Justice Antonin Scalia, the 85-year-old senior member of the Supreme Court, held a press conference yesterday to announce his retirement. Stooped over and weakened by three heart-attacks, he symbolized the conservative Court’s decline.
The iconic jurist had hoped to retire upon the election of Senator Eric Cantor (R-Va) to the Presidency. The votes, however, weren’t there.
“Now I know how [former Justice] Bill Brennan felt,” the Justice chuckled, alluding to the liberal lion Scalia often battled during his early years on the Court. Thirty years ago, the elderly Brennan suffered a stroke and promptly sent his letter of resignation to a President on the opposite end of the political spectrum.

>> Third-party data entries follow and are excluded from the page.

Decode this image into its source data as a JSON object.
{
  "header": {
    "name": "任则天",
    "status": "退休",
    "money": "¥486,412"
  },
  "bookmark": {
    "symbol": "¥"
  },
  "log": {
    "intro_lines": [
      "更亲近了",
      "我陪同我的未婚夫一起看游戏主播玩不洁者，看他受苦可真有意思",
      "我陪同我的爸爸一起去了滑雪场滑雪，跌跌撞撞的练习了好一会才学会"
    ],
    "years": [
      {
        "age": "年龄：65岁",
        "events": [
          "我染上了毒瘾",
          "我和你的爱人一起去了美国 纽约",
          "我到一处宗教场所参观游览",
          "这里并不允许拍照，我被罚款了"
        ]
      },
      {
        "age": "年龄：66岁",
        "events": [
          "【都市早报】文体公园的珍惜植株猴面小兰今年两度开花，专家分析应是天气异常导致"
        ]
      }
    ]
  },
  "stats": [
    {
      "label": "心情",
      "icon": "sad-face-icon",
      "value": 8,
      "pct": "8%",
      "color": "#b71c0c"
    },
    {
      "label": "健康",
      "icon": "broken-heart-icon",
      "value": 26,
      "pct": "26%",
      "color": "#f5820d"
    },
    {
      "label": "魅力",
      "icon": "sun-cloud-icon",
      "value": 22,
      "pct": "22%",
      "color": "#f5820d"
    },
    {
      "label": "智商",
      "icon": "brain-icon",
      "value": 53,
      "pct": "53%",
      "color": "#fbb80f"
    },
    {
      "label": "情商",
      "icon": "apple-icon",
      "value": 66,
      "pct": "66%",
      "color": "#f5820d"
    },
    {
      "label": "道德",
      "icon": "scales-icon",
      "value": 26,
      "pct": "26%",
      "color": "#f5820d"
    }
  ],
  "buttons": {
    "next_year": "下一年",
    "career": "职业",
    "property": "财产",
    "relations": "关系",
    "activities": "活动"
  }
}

Sources close to President Cory Booker report that he will make good on the campaign promise to nominate Barack Obama to the first vacancy on the Supreme Court. Booker’s declaration relegated his Democratic Primary competitors to meek “me too’s” and helped catapult the former New Jersey Governor over incumbent President Biden at the polls.
At a dinner in Tehran with former Iranian President Mousavi commemorating the tenth anniversary of the fall of Ayatollah Khamenei, Obama told reporters that after five years of democracy promotion abroad, he’s ready to return to Washington for a new challenge should Booker nominate him.
“Iran is our ally and has helped make Iraq and Afghanistan the stable states they are today. Global nukes are approaching zero. Israel and Palestine are partners in peace. We’ve gotten a lot done. But look, the law is my first love. And I’ve got a legacy to protect back home.”
But those hoping Obama will unite with Justice Diane Wood, his second Court appointment, to reconstitute the long-lost, full-throated liberal wing of the court will be disappointed.
“My health care legislation has been turned into a money pit. My Wall Street regulations have turned into financial straitjackets. After Justice Kennedy retired, my economic-based affirmative action reforms and abortion-control legislation have been in danger.”
Cantor’s quixotic campaign and its landslide defeat finally nailed the coffin on Scalia’s brand of conservatism, but the contested Democratic nomination points to Booker and Obama as the new vanguard of restraint against the Biden administration’s excesses.
If Obama can get his Tehran comments past the progressive members of the Senate Judiciary Committee, Scalia can satisfy himself with the irony that the liberal messiah of 2008 will be resurrected as the figurehead of new conservatism.